A similarity assessment technique for effective grouping of documents

2015 
Display Omitted Document clustering refers to the task of grouping similar documents and segregating dissimilar documents. It is very useful to find meaningful categories from a large corpus. In practice, the task to categorize a corpus is not so easy, since it generally contains huge documents and the document vectors are high dimensional. This paper introduces a hybrid document clustering technique by combining a new hierarchical and the traditional k-means clustering techniques.

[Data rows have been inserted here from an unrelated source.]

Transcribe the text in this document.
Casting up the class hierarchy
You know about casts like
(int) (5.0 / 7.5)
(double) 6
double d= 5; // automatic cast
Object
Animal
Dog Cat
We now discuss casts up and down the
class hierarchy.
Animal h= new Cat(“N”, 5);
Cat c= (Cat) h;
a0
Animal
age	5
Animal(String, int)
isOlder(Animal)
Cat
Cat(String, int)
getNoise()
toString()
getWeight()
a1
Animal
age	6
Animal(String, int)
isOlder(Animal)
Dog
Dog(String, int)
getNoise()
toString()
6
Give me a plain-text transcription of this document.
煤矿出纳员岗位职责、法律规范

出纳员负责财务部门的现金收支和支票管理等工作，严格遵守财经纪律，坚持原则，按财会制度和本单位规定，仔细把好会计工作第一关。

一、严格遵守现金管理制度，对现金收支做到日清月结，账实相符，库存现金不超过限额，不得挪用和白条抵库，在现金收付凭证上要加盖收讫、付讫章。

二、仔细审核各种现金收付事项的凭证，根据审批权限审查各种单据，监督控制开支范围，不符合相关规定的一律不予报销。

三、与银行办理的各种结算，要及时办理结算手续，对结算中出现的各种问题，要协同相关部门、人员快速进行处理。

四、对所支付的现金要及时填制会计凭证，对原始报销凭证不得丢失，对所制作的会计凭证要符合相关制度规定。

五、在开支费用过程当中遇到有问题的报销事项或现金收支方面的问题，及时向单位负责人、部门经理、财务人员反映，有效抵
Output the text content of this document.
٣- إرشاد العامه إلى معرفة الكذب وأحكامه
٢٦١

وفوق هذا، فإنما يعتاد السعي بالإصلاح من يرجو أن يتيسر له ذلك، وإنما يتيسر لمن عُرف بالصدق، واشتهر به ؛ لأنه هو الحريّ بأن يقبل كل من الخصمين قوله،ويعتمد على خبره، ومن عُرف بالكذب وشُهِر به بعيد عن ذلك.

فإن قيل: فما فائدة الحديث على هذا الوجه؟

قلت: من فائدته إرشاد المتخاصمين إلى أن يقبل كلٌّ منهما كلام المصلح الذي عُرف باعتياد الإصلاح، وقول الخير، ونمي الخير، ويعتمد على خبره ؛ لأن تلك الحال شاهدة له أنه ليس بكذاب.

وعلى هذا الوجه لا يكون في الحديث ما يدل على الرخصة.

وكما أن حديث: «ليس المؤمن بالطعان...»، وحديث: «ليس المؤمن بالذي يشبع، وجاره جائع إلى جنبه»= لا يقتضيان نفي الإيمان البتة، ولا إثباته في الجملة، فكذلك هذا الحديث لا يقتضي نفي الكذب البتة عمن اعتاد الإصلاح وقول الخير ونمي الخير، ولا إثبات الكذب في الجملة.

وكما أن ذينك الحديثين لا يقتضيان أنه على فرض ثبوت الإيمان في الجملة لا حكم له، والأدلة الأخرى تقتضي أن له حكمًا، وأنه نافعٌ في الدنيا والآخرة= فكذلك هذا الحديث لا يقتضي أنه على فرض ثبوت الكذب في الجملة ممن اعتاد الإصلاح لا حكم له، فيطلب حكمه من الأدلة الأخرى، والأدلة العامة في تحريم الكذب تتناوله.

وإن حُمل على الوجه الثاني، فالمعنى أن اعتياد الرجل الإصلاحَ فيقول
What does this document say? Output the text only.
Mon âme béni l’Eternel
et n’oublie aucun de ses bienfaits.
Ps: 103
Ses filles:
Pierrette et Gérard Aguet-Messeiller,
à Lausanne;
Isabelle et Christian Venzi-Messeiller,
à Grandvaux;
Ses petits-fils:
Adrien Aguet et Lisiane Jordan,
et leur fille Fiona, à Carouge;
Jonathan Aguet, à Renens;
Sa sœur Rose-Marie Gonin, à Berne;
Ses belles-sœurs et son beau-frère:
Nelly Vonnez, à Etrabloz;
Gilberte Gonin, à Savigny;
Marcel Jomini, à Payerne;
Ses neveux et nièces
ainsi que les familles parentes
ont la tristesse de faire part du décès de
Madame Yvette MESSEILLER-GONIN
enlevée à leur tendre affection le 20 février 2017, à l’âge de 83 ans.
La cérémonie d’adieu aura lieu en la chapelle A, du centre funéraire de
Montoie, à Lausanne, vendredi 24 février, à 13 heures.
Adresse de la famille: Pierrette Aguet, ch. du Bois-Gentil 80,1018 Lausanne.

A distance function is proposed to find the distance between the hierarchical clusters. Initially the algorithm constructs some clusters by the hierarchical clustering technique using the new distance function. Then k-means algorithm is performed by using the centroids of the hierarchical clusters to group the documents that are not included in the hierarchical clusters. The major advantage of the proposed distance function is that it is able to find the nature of the corpora by varying a similarity threshold. Thus the proposed clustering technique does not require the number of clusters prior to executing the algorithm. In this way the initial random selection of k centroids for k-means algorithm is not needed for the proposed method. The experimental evaluation using Reuter, Ohsumed and various TREC data sets shows that the proposed method performs significantly better than several other document clustering techniques. F-measure and normalized mutual information are used to show that the proposed method is effectively grouping the text data sets.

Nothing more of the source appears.